11 comentarios a “Mamá, quiero ser editor”  

  1. 1 Leroy Gutiérrez

    No sé si reír o sentirme conmovido por tu testimonio. Por lo visto existen un par de caminos para convertirse en editor, que yo sepa. Si uno no es lo suficientemente rico como para montar su propio sello editorial y derrochar un poco de dinero en un par de días o no heredó la editorial de unos padres que sí tenían bastante plata como para hacerse editores, lo más seguro es que las estaciones del camino a seguir sean: 1) me gustan los libros, 2) estudié Letras o Humanidades [Filología], 3) no me gusta dar clases y 4) me acabo de enterar que hay gente que trabajan haciendo libros.
    Al final no puede dejar de sentirme contento de que a pesar de que parezca una insensatez sigue habiendo gente que quiere editar libros. Igual, por si te sirve, te recomiendo que leas “Cómo se hace una editorial” el texto de una conferencia dada por la editora Beatriz de Moura, fundadora de Tusquets: http://www.letraslibres.com/index.php?art=9894).

    Saludos

  2. 2 Javier Cantalapiedra

    De momento rico no… y no tengo perspectivas de serlo.

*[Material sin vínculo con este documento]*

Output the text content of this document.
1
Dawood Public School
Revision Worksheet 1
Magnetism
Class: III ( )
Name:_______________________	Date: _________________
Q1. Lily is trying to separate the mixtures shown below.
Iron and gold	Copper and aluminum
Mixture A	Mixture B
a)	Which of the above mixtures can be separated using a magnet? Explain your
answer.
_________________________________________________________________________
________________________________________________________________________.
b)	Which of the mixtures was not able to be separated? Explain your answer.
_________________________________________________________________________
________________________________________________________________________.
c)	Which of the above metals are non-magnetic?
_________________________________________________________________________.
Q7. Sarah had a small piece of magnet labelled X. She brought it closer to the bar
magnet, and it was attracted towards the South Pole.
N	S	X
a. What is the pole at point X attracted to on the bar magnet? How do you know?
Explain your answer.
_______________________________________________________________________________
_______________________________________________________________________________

    Insensato sí, pero con humor que es de lo poco que tenemos. Conocía ese texto que me recomiendas, gracias.

  3. 3 Alber

    Jo, qué animado… Espera a que un millón de escritores decida enterrarte en originales :-)

  4. 4 Juan Miguel Marthans

    Felicitaciones por el blog. Comparto, de cierta forma, el sentimiento de Leroy. Creo que me he conmovido y eso me ha hecho sonreír.
    Sería interesante que todas las personas que estamos involucradas en este trabajo contemos cómo terminamos en el mundo editorial. Estoy seguro que jamás terminaríamos de sorprendernos, de arrepentirnos y volver a comenzar de nuevo mil veces.

  5. 5 Javier Cantalapiedra

    Muchas gracias Juan Miguel por tu comentario. Agrego inmediatamente tu blog a mis enlaces.

    Como se han podido imaginar mi relato no es lo que podríamos decir realista, la verdad es que es una exageración de lo que realmente me ocurrió -y me sigue ocurriendo-. Lo que no digo, y ahora confieso, es que realmente existe una vocación hacia los libros. Y por ello lucho, con todo lo dificil que puede resultar en España…

  6. 6 Blumm

    Yo también quiero ser editor, papá.
    Buena entrada para comenzar un blog.

  7. 7 Javier Cantalapiedra

    Gracias Blumm,

    Vaya vicios tenemos algunos…

  8. 8 reb

    Otra que estaría encantada de ser editora… ¿ cómo se consigue?
    Creo que sería mucho más fácil protagonizar una película tal y como están las cosas hoy en día.
    Si alguien puede darme una pista, aquí estoy, dispuesta a recibir todo tipo de recomendaciones y consejos.
    Interesante blog, te tendré vigilado.

  9. 9 Eidan

    Enhorabuena por el blog. Llevo un tiempo buscando información sobre como formarme en este campo. De esta manera he encontrado tu blog, un poco por casualidad.
    Seguiré leyendo.
    Un saludo

  10. 10 Joel Casillas

    Que tal, hoy compruebo que cierto es aquella parábola de la biblia que dice ” buscad y encontrarás, pedid y se os dará” he busacdo y pedido por encontrar información para envolverme en este ramos, creo que por fin he encontrado lo que busco, pero ahora quiero conocer más, seguiré leyendo este blog para encontrár más respuestas.

    Muchas felicidades¡¡

  11. 11 Marta

    hola, la verdad es que a mi también me gustaría dedicarme a la publicación d libros
    y no me apasiona la idea de dar clases. Seguiré leyendo el blog.